Wei Minling, Yang Yang, Yang Jingyan, Zhang Songying

机构信息

Center of Reproductive Medicine, Sir Run Run Shaw Hospital, School of Medicine, Zhejiang University, Hangzhou, PR China.

Key Laboratory of Reproductive Dysfunction Management of Zhejiang Province, Hangzhou, PR China.

出版信息

Medicine (Baltimore). 2025 Jun 20;104(25):e42687. doi: 10.1097/MD.0000000000042687.

Abstract

Cervical cerclage has been used for many years to treat cervical incompetence and reduce the rates of late abortion and preterm birth, and some women with history-indicated cerclage preferred to retain the suture in place during cesarean delivery. This study was designed to evaluate the obstetric outcomes of subsequent pregnancies in women with a prior history-indicated modified transvaginal cervicoisthmic cerclage, with particular emphasis on assessing the clinical efficacy of suture reuse. A retrospective observational study was performed from 2014 to 2021, consisted of 20 women who completed 2 pregnancies with the same cerclage suture in place. The study compared gestational age at delivery, term and post-34-week preterm delivery rates, neonatal birth weight, and survival rates between first and second pregnancies with the same suture. In the first pregnancies, the mean gestational age at delivery was 37.6 ± 0.9 weeks, with a term delivery rate of 90%, no preterm births before 34 weeks (0%), and a 100% neonatal survival rate. The second pregnancies had had a mean delivery gestational age of 36.7 ± 3.2 weeks, with a 75% term delivery rate, a 15% preterm birth rate before 34 weeks, while neonatal survival remained at 100%. The findings indicate that utilizing the same suture for history-indicated transvaginal cervicoisthmic cerclage can be effective for maintaining favorable pregnancy outcomes in both initial and subsequent pregnancies among women with cervical insufficiency. This approach may offer a viable option for preserving pregnancy outcomes in this high-risk population.

摘要

宫颈环扎术已应用多年,用于治疗宫颈机能不全并降低晚期流产和早产率,一些有病史指征行宫颈环扎术的女性更倾向于在剖宫产时保留缝线。
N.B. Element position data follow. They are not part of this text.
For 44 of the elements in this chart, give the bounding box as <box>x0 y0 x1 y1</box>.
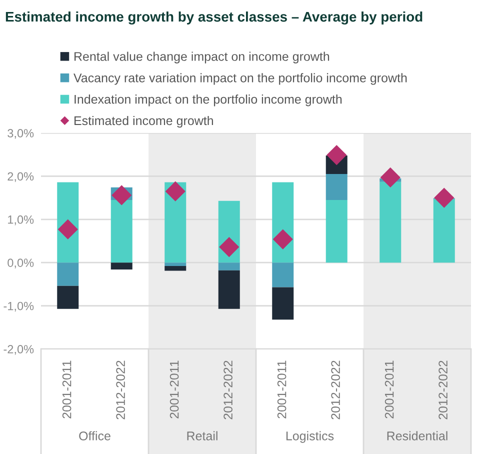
text: Retail <box>187 431 218 440</box>
bar <box>110 262 132 270</box>
x-tick-label: 2001-2011 <box>384 360 394 418</box>
bar <box>326 200 348 263</box>
bar <box>57 286 79 309</box>
legend-label: Vacancy rate variation impact on the portfolio income growth <box>74 73 407 85</box>
bar <box>272 287 294 320</box>
bar <box>218 270 240 309</box>
y-tick-label: 3,0% <box>8 129 34 139</box>
point <box>434 188 454 208</box>
point <box>272 229 293 250</box>
legend-label: Estimated income growth <box>74 116 213 128</box>
text: Residential <box>387 431 448 440</box>
y-tick-label: 2,0% <box>8 172 34 182</box>
text: Office <box>79 431 110 440</box>
point <box>380 167 400 188</box>
point <box>326 144 347 166</box>
bar <box>57 262 79 286</box>
y-tick-label: 1,0% <box>8 215 34 226</box>
x-tick-label: 2012-2022 <box>331 360 340 420</box>
x-tick-label: 2012-2022 <box>438 360 448 420</box>
x-tick-label: 2001-2011 <box>62 360 72 418</box>
bar <box>164 266 186 271</box>
bar <box>272 262 294 288</box>
text: Logistics <box>286 431 334 443</box>
legend-label: Rental value change impact on income growth <box>74 52 330 64</box>
x-tick-label: 2012-2022 <box>116 360 125 420</box>
y-tick-label: 0,0% <box>8 258 34 268</box>
bar <box>110 200 132 263</box>
y-tick-label: -2,0% <box>4 345 34 355</box>
bar <box>433 199 455 263</box>
bar <box>164 262 186 266</box>
bar <box>380 182 402 263</box>
point <box>219 236 240 258</box>
bar <box>218 262 240 270</box>
legend-label: Indexation impact on the portfolio income growth <box>74 94 342 106</box>
chart-title: Estimated income growth by asset classes – Average by period <box>6 11 422 25</box>
y-tick-label: -1,0% <box>4 302 34 312</box>
point <box>112 185 132 206</box>
x-tick-label: 2001-2011 <box>277 360 286 418</box>
bar <box>326 174 348 200</box>
x-tick-label: 2012-2022 <box>224 360 232 420</box>
point <box>165 181 186 202</box>
x-tick-label: 2001-2011 <box>170 360 179 418</box>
本研究旨在评估既往有病史指征行改良经阴道宫颈峡部环扎术的女性后续妊娠的产科结局,特别强调评估缝线再利用的临床疗效。我们于2014年至2021年进行了一项回顾性观察研究,纳入了20名使用同一根环扎缝线完成两次妊娠的女性。该研究比较了两次使用同一缝线妊娠的分娩孕周、足月及34周后早产率、新生儿出生体重和存活率。首次妊娠时,平均分娩孕周为37.6±0.9周,足月分娩率为90%,34周前无早产(0%),新生儿存活率为100%。第二次妊娠的平均分娩孕周为36.7±3.2周,足月分娩率为75%,34周前早产率为15%,而新生儿存活率仍为100%。研究结果表明,对于有宫颈机能不全的女性,在有病史指征的经阴道宫颈峡部环扎术中使用同一缝线,在初次及后续妊娠中维持良好的妊娠结局均有效。这种方法可能为在这一高危人群中保留妊娠结局提供一个可行的选择。